[WLANtalk] [WLANware] [Berlin-wireless] Mutter von Freifunker wegen Filesharing verurteilt

yanosz freifunk at yanosz.net
So Jun 28 11:33:31 CEST 2020


Hallo,

ich hab' mal auf wlan-talk gesetzt, da die diskussion nicht mehr
technisch ist.

Am 22/06/2020 um 21.37 schrieb Stephan (Neanderfunk):
> Hallo zusammen, 
> 
> ich möchte kurz darauf hinweisen, das Freifunk in Deutschland in verschiedenen Communities verschieden gelebt wird. Es gibt Freifunk Communities welche sich den Aufwand machen und Tunnel Infrastrukturen betreiben und anbieten, es gibt aber auch Communities welche, insbesondere nach dem Entfall der Störerhaftung, keine Tunnel Infrastruktur mehr betrieben und den Traffic direkt am Anschluss des Knotenbetreibers ausleiten.
> 
> Sofern an anderen Stellen bereits diskutiert [1], scheint im u.g. Fall der Schaden lange vor dem Fall der Störerhaftung entstanden zu sein.

Soweit ich sehe, wurde die Betroffene als Täterin und nicht als Störerin
verurteilt. Ich sehe nicht, wie die Neuregelung der Störerhaftung damit
in einem Zusammenhang stehen könnte.

IMHO ist das Problem ein anderes:

Einerseits sieht EU-Recht vor, dass das Eigentum der Rechteinhaber
geschützt werden muss (McFadden [2]). Das TMG sieht hierfür z.B. Sperren
vor. Zugleich haben Rechteinhaber Auskunftsansprüche gegenüber
Dienstanbietern. Dieser Punkt ist für das TMG afair diskutiert worden.

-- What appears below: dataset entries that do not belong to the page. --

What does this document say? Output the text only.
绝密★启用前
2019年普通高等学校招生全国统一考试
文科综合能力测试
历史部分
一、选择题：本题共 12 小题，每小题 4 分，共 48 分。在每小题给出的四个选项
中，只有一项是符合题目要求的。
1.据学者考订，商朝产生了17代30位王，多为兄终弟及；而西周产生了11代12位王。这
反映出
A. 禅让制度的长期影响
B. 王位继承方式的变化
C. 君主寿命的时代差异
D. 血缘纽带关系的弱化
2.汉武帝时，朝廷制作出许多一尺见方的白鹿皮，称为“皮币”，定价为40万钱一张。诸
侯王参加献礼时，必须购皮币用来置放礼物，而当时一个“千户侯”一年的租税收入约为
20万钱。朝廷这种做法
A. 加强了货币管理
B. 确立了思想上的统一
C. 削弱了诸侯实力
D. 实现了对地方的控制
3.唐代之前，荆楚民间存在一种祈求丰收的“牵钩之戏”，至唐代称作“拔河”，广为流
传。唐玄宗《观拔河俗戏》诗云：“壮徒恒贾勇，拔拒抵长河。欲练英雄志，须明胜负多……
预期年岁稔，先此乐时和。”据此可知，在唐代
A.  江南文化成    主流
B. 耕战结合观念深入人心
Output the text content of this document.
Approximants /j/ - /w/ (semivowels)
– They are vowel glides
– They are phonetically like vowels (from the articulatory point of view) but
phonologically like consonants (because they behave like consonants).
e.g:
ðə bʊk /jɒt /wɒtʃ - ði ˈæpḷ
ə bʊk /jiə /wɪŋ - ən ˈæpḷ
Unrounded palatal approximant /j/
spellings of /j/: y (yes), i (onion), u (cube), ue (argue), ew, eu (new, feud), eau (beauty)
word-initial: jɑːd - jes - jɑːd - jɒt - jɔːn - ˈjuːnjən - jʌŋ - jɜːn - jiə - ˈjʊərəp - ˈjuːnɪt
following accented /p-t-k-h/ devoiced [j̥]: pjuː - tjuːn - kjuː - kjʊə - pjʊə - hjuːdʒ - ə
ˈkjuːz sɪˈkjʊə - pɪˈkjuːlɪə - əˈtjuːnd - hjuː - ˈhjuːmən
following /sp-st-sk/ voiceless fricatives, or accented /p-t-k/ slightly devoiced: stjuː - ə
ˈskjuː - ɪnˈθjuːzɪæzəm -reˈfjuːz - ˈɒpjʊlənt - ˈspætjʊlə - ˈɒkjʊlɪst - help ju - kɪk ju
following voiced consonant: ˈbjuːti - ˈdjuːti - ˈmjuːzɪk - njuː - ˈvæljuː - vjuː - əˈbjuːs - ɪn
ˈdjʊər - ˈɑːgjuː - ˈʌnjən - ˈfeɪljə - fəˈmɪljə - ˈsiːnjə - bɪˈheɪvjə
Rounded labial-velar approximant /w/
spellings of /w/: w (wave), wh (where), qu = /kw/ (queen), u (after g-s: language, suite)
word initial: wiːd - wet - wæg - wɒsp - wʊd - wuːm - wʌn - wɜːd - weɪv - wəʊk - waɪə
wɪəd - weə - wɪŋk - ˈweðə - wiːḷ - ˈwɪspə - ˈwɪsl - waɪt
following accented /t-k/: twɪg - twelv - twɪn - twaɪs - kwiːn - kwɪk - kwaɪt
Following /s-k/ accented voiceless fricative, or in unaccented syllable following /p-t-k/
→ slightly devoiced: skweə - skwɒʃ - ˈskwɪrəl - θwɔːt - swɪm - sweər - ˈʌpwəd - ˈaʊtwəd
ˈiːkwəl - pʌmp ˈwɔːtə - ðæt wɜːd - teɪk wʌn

Das führte im aktuellen Fall dazu, dass die betroffene Mutter als
mutmaßliche Täterin ermittelt werden konnte. Rechtlich (nicht
technisch(!)) gesehen, begründet das nun die Vermutung, dass die
Betroffene auch Täterin ist. Die technische Sicht auf die Dinge
interessiert nicht.

Soweit ich verstanden habe, hat die Betroffene keinerlei abuse-Handling
gemacht. Es gab keine für die Rechteinhaber erkennbare abuse-Addresse zu
dem Hotspot. Soweit das Dilemma.

Was bedeutet der Punkt nun für Freifunk? IMHO stellt sich die Frage, ob
und ggf. wie in einem Freifunk-Netz die Interessen der Rechteinhaber
geschützt werden können, d.h. gültiges EU-Recht (McFadden) umgesetzt
werden kann.

Eine Möglichkeit ist IMHO ein abuse-handling durch eine Freifunk
Community. Hierbei können sich die Rechteinhaber wenden um Sperren
einzufordern. Das hat den Nachteil, dass die Community einerseits eine
entspr. organisatorische Struktur braucht (Verein, e.G, etc.) und
andererseits Administratoren haben muss, die das Netz dann komplett
verwalten.

Eine andere Möglichkeit wäre die Nutzung eines VPN-Anbieters aus dem
Ausland, für das eine andere Rechtslage gilt. D.h. die Interessen der
Rechteinhaber auf andere Weise als Auskunftsansprüche umgesetzt werden
(wie, keine Ahnung. INAL, McFadden sollte auch im EU-Ausland relevant
sein). Hierbei können Node-Aufsteller einen beliebigen VPN-Provider
selbst auswählen, s.d. Aufgaben in der Community entfallen. Dafür hat
ein solches Setup eine höhere technische Komplexität.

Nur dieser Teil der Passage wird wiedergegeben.